Nought stranger than folk
Working solely with his hands and mind - everything is produced from his imagination or directly from source material using a range of hand-crafted techniques - is illustrator Joe McLaren. "For colour work," he explains, "I'll make an image using stencils and inkpads, building blocks of colour. And for black-and-white, I'll use scraperboard or pen and ink. I'll then use Photoshop to convert to a digital format or to clean up," he states. McLaren has a collection of pottery that he draws inspiration from. "I particularly like slipware which has designs and pictures that are completed in a few seconds but which last for centuries - that's a confidence I really admire€¦" McLaren declares passionately. "I look at artists - Edward Bawden and Miroslav Sasek a lot - and I believe that people value the human warmth of hand-crafted decoration. I think that decoration is a really primal human impulse which can be very moving especially when it's done unselfconsciously." McLaren's work has all of the above - he works with ideas that speak quietly yet with a powerful and emotive voice. "I think generally my work references a particular kind of Czech and Polish illustration from the mid 20th century as well as vernacular folk art from all sorts of places," he says.
Peter Wilson of Rote Design trained as a fine artist in the early/mid 1990s, a time when form was expected to follow function, and he can recall that a common criticism at the time was that his work was 'too decorative'. "It wasn't something that bothered me - I didn't draw the same connection between beauty and intellect. The idea that because my work was aesthetically pleasing or seductive meant that it could not have emotional resonance or an intellectual grounding, seemed nonsense to me, and still does," says Wilson with genuine conviction in his voice. "I feel that there has been a real return in recent years to styles that are artist-driven," he adds. "Decorative and ornamental motifs have been evident for some time in fashion, interior design and advertising - it's difficult to say where it was first re-instigated!
Over in Bristol, Tom Lane of Ginger Monkey (www. gingermonkeydesign.com) agrees with Wilson. "From what I've seen," he states, "it has infiltrated nearly every facet of contemporary visual culture in one way or another and knows no bounds. I guess it's like most things concerning creativity - everything seems to go in circles."

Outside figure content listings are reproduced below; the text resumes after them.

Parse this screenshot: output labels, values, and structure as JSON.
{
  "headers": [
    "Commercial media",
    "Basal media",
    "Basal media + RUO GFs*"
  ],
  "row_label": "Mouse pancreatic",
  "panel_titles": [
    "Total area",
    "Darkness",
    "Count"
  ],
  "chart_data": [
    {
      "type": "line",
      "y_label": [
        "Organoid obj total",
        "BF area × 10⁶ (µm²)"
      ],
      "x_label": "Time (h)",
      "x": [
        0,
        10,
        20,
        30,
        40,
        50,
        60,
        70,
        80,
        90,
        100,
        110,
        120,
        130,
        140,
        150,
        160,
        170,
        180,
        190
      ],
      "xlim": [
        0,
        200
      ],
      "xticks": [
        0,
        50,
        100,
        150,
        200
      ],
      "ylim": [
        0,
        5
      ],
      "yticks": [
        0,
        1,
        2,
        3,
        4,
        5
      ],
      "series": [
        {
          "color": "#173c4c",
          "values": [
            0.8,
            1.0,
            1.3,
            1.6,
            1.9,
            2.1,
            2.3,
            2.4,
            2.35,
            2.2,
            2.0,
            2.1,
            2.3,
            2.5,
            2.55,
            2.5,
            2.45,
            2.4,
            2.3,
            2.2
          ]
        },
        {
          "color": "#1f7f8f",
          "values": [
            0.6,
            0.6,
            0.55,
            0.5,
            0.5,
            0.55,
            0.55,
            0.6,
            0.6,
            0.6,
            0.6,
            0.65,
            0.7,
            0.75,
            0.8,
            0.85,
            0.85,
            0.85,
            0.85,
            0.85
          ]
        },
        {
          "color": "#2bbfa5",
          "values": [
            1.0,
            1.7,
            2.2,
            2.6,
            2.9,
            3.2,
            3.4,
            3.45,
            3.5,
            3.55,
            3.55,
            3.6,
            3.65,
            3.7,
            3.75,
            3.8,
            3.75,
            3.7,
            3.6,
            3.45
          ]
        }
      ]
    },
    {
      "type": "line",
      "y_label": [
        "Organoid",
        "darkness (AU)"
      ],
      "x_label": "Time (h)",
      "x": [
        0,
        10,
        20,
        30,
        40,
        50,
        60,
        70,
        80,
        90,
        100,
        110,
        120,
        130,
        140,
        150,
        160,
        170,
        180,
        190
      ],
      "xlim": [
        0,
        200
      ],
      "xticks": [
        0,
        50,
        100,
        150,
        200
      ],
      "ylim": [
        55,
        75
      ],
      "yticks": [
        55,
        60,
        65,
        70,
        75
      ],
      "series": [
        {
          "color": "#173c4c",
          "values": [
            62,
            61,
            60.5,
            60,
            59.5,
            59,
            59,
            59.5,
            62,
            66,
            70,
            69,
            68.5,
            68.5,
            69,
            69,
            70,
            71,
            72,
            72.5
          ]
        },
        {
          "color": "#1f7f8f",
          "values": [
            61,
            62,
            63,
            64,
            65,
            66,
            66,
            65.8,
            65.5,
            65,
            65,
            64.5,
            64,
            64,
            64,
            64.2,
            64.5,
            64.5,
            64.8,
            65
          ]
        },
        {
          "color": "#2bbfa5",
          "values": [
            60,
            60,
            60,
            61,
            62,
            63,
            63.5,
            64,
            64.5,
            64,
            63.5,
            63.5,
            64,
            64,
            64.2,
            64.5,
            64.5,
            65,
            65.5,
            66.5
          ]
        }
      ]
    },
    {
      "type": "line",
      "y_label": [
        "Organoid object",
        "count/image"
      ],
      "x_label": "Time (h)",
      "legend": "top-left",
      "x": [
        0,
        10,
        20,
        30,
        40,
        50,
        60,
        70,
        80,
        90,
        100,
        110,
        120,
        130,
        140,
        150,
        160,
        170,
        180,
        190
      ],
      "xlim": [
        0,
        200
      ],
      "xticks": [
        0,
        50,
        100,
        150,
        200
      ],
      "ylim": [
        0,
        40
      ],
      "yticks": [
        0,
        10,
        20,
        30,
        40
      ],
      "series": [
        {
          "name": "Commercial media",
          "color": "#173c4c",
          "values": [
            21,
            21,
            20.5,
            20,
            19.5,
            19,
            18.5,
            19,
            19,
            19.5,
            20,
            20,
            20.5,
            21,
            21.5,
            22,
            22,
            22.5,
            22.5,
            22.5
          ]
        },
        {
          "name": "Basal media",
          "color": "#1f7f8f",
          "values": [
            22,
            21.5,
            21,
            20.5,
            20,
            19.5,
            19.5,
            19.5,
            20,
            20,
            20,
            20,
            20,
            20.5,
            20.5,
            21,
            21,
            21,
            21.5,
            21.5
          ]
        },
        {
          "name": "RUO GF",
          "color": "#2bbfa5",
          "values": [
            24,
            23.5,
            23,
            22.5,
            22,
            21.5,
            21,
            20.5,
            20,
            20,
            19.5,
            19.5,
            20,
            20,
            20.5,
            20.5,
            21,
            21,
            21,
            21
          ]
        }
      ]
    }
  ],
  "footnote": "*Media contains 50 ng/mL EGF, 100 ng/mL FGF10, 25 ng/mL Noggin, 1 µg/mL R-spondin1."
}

Lane, himself, has drawn influences from many different facets but often finds himself returning to spending hours poring over pattern details in dusty old books both in Bristol's large central reference library and in many of the city's old second-hand book stores. "Lots of my work," he explains, "has been influenced by the form and composition of ancient Greek ornamental art - it's really been a case of looking and learning from my discoveries in the library."
"Often," Lane continues, as he returns to the theme of the current zeitgeist, "we see in fashion, music and art something being taken from the past by an individual or group, re-contextualised and adapted - so it becomes contemporary and admired." Cave paintings could well be next then!